Hall Continues to Provide Concerts

Mitchell and Stevens Coming in Feb

by Wayne Studer
Flat Hat (William and Mary College)
January 23, 1976

Last semester alone saw the presentation of more concerts at William & Mary Hall than is usual for the course of an entire year. And, the concerts keep coming. On Feb 6, Cellar Door in association with the William & Mary Student Association will present Joni Mitchell in concert at William & Mary Hall. Later in February, on the 22nd, Cat Stevens will appear for a Hall concert. Judging from student enthusiasm, both performances promise to attract near capacity crowds.

If anyone doubts the popularity of Joni Mitchell, he should have seen the incredible line of prospective ticket buyers at the Hall box office last Tuesday morning when tickets first went on sale. Mitchell, a native of Canada, first received large attention in the sixties as a songwriter whose compositions attracted such performers as Tom Rush and Judy Collins. Her first album - Joni Mitchell- Song for a Seagull won a degree of critical praise but relatively little support from the record - buying public. It was through a steady stream of subsequent albums, such as Clouds, Ladies of the Canyons, and Blue than?(that) an initially small "cult" following developed into a huge national audience. As her audience grew, so did the artistry and sophistication of her recordings.

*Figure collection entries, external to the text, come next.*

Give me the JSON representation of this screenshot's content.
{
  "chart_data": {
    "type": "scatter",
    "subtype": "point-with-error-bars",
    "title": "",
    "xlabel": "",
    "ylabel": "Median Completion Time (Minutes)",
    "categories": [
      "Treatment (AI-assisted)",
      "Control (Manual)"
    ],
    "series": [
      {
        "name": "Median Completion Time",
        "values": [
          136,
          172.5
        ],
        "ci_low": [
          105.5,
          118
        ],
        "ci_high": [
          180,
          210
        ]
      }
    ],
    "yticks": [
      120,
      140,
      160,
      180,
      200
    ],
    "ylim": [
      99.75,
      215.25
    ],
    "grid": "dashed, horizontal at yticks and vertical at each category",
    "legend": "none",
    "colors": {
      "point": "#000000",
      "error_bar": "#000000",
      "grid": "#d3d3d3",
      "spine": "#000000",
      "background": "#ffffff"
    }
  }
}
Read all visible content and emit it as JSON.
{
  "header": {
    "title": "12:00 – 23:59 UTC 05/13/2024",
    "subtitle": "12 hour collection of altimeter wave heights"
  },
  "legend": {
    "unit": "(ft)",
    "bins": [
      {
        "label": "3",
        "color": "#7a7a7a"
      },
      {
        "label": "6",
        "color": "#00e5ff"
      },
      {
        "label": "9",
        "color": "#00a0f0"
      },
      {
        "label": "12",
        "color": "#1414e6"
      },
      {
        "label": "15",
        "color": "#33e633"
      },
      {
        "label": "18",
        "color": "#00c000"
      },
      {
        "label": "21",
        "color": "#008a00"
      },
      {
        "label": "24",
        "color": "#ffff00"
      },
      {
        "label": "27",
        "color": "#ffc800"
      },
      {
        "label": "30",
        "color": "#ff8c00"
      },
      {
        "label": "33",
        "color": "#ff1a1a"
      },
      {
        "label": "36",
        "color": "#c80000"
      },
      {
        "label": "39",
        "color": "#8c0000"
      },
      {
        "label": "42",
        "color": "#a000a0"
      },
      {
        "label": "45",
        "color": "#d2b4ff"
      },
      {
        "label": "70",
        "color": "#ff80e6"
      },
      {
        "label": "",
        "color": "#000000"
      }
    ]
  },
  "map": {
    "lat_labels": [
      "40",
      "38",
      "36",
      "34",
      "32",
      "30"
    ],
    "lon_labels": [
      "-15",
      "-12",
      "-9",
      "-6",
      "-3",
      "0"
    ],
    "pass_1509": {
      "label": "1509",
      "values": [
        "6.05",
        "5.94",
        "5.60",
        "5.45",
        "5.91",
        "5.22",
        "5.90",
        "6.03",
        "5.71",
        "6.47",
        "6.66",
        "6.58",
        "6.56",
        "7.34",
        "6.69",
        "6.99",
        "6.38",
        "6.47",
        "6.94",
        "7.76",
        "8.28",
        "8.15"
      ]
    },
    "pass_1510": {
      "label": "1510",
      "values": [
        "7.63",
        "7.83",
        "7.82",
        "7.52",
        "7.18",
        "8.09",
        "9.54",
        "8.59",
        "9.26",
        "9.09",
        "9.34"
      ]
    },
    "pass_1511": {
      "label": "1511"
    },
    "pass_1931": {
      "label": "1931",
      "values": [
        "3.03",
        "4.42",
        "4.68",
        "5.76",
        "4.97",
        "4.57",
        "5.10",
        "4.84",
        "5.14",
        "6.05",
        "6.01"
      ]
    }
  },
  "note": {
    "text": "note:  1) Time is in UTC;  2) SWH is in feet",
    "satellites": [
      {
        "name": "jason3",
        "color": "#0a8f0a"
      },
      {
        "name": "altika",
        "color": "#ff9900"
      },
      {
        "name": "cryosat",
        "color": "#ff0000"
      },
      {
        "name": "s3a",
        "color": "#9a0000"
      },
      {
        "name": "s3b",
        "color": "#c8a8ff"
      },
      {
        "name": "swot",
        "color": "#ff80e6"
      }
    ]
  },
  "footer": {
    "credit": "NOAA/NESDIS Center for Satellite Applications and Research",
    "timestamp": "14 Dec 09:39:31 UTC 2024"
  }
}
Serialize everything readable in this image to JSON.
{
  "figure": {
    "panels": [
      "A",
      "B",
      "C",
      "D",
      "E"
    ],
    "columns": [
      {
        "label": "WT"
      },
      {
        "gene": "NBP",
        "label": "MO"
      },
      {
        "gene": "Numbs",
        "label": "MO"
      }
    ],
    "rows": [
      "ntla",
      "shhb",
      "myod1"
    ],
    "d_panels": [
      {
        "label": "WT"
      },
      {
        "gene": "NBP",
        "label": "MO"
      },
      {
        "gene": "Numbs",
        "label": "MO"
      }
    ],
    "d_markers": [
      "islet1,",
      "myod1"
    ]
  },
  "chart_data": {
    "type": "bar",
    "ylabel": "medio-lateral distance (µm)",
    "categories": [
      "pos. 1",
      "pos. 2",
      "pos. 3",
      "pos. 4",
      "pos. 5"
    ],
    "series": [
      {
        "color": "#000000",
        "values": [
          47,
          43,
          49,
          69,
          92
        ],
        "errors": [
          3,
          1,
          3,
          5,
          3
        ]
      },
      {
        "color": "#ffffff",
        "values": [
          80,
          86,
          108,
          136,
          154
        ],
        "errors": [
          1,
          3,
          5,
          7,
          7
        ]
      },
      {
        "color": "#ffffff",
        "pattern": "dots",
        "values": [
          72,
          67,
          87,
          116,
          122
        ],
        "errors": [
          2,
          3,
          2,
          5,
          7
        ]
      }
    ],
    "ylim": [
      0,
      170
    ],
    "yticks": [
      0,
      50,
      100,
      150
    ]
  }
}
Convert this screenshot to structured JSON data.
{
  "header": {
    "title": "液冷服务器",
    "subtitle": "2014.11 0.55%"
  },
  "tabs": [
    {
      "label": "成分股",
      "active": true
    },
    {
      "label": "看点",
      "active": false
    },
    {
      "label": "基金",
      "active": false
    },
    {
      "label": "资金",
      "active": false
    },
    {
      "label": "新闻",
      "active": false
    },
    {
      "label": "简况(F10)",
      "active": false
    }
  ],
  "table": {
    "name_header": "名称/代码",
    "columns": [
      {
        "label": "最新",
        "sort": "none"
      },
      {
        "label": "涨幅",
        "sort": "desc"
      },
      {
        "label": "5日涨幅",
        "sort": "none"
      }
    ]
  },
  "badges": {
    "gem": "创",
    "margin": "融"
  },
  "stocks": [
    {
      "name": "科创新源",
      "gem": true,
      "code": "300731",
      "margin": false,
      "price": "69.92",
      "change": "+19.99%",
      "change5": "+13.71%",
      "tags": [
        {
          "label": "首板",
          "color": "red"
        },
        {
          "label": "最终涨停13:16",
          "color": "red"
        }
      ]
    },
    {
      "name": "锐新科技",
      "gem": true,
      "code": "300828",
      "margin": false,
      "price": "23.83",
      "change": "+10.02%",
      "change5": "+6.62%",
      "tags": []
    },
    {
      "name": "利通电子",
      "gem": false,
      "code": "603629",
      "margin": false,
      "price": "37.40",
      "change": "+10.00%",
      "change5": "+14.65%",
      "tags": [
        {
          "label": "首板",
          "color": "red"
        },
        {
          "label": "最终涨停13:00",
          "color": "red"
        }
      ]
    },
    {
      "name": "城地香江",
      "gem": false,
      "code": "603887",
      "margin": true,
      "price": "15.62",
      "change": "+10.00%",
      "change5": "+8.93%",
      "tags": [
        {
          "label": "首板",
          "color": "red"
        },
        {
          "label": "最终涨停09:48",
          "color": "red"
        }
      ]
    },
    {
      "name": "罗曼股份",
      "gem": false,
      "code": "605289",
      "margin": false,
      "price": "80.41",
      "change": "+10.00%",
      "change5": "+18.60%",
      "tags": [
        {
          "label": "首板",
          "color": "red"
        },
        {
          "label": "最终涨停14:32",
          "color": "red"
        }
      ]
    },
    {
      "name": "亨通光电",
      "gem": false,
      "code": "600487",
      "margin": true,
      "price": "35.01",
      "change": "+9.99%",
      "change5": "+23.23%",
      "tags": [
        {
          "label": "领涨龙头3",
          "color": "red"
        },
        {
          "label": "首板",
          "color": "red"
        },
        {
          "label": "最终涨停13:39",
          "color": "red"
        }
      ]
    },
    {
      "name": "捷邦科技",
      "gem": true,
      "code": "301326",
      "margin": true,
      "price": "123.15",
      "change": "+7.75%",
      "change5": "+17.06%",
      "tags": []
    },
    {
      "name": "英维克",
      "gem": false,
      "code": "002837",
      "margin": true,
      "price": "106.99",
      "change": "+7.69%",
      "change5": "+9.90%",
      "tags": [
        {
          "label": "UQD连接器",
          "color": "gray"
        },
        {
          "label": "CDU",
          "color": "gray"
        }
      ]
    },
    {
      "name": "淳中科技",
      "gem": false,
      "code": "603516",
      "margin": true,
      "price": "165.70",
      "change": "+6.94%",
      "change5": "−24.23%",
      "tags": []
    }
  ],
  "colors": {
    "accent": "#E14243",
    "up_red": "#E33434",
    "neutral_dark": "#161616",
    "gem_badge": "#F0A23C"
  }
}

Mitchell's fifth album, For the Roses, featured her first big hit single, "You Turn me on- -I'm a Radio". Her association with Tom Scott's L.A. Express saw a slight change in style and led to the creation of the album for which she was nominated for a Grammy Award, Court and Spark, one of the finest records of 1974. Mitchell's most recent work, The Hissing of Summer Lawns, is currently riding high on the nation's best- selling-LP charts.

Perhaps more than anything else, it is her often intense, personal lyrical style that lends such beauty to her songs. Many, if not most contain more than a touch of autobiography. Her repertoire ranges from joyous declarations such as "All I Want" to slow, thoughtful imagery as in "Cold Blue Steel and Sweet Fire".

Cat Stevens is another artist who often exhibits this deeply personal mode. After a brief, successful "first career" as a Top-40 singles artist, releasing light, rather insignificant material in the mid sixties, Stevens vanished from public view during a bout of tuberculosis. While convalescing, his songwriting began to take on a more serious, introspective air. Many of the songs he wrote during this period appeared on his next record, Mona Bone Jakon.

It was the British-born Stevens' highly acclaimed 1970 release, "Tea for the Tillerman" which launched him into his "second career," with a whole new audience and a whole new approach to music. His next two albums Teaser and the Firecat and Catch Bull at Four immediately went to the top of the national album charts. His most recent recording, Numbers, is an experimental attempt at a musical "fairytale" which Stevens describes as a "Pythagorean ". Tickets for the February 22 concert went on sale today.

Joni Mitchell and Cat Stevens have a great many similarities. They both write and perform their own songs with occasional use of other peoples' material, as in Mitchell's Twisted and Steven's Another Saturday Night, play guitar and keyboards, often draw the illustrations for their own album covers, and, most importantly of all to the campus community for the time being, will be performing here very soon. Tickets for both shows should still be available at the William & Mary Hall box office.